Users are saved from manual work each time they want to deploy their projects by automating and simplifying IT infrastructure selection, application specification, and choosing suitable orchestration tools. Users now simply model their available infrastructure, describe their desired applications, and specify the desired orchestration tools once. STACKL then transparently and autonomously uses this information to correctly and efficiently orchestrate and automate applications in the available IT environment across their lifetime and managing dynamic changes.
This section includes a quick guide to what is required, how to install, and how to do a first test run.
- Kubernetes environment
- Helm 3
- Kubectl
- Clone the Helm repository
git clone git@github.com:stacklio/stackl-helm.git
- Create a namespace that will house the STACKL deployment
kubectl create namespace stackl
- Execute the following command to deploy STACKL in the active K8s context:
helm install stackl -n stackl --generate-name
- Execute the following command to deploy STACKL agent in the active K8s context:
helm install stackl -n stackl-agent --generate-name
You can see all the pods with the following command: watch kubectl get pods -n stackl
- Open-source and community-oriented
- Based on coding best practices
- Consistent use of standards and guidelines
- Documented
- Adaptable, flexible, general-purpose, and extensible
- Integrates with a variety of pluggable modules including custom and no critical technology dependencies
- Focus on working with current known and popular tools and software
- Internally/externally uniform and accessible by using universal standards and terminology
- Driven by specifiable policies to enable flexible orchestration
- Scalable, lightweight, and performant
- Distributable across infrastructure and easy to scale
- Able to make trade-offs to match different quality-of-service requirements
- End-to-end support for microservices and infrastructure management in a DevOps workflow (interesting read: What is DevOps?)

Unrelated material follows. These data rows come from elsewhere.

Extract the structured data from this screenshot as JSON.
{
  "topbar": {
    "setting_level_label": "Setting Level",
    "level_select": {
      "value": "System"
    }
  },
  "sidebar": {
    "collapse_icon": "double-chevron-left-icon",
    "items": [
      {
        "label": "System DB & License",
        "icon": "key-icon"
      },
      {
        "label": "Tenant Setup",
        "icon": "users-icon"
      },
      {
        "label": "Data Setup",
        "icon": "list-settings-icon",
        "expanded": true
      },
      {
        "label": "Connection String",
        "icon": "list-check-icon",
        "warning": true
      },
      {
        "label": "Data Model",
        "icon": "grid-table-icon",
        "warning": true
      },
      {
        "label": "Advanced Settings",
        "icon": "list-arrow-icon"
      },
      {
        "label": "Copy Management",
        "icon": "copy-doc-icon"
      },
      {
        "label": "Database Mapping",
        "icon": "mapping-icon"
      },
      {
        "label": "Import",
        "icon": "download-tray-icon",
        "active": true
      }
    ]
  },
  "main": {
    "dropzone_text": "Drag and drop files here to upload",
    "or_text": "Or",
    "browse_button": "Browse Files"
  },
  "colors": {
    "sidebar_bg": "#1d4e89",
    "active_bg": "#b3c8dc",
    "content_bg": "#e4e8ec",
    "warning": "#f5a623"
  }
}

- STACKL works with YAML or JSON documents to allow for easy Key/Value management and future-proof cross-system compatibility
- STACKL provides a REST API with a web interface
- Users supply Stack Application Templates (SATs), which model and describe the desired applications, and Stack Infrastructure Templates (SITs), which specify the IT infrastructure available for use for the application. SITs and SATs can be processed and matched according to specified policies and result in a Stack Template, a Key/Value document that describes the desired state of an application on the infrastructure and can be deployed in the users IT environment by orchestration tools
- STACKL supports pluggable modules to allow users to use their desired technological backends. For instance, the used datastore and task processing solutions can be specified by the user
- STACKL is engineered to allow easy extensions for new technological backends through providing interfaces that enable transparent interaction
- Entities, i.e., workers, automation platforms, agents, … , are fully decoupled and can be distributed to improve fault-tolerance and scalability.
- The deployment and use of STACKL works with popular DevOps technologies and platforms: Docker, Kubernetes, Ansible, Azure, AWS, and is oriented towards the future, for instance, for serverless computing (FaaS/SaaS).
- Autonomous operation is a key focus: as much as possible, after deployment of STACKL, the system and its entities will self-manage and self-discover
- To allow rapid use of STACKL, it provides a minimal and fast setup on a regular computer for a normal user. Button-press fire-and-forget deployment of STACKL enables users to take it for a quick spin.
- See stackl.io to get started with documentation and tutorials.
- See STACKL slides for a short presentation about STACKL.
Contributions, issues, and feature requests are always more than welcome! Feel free to check issues page if you want to contribute.
STACKL is programmed mainly in Python 3 and meant to follow best-practice coding guidelines. As a point-of-reference, we use the Google Python Style Guide for coding and the Google developer documentation style guide for documentation.
See CONTRIBUTING to get started. Please also read the CODE_OF_CONDUCT.
For a list of changes, see Changelog. For the releases, see Github Releases.
Please report vulnerabilities by email to stackl-security. We will send a confirmation message to acknowledge that we have received the report and we will inform you once the issue has been investigated.
The code in this project is licensed under the GLPv3 license.
STACKL was initially created for in-house use by Nubera, a DevOps consultancy company who saw the need for a platform to better provide services to clients. After some time, it became clear that STACKL could be useful to the general DevOps community as well so the decision was made to spin it off as an open source project. Hence, thanks to Nubera and Yannick Struyf who put in much of the hard initial work.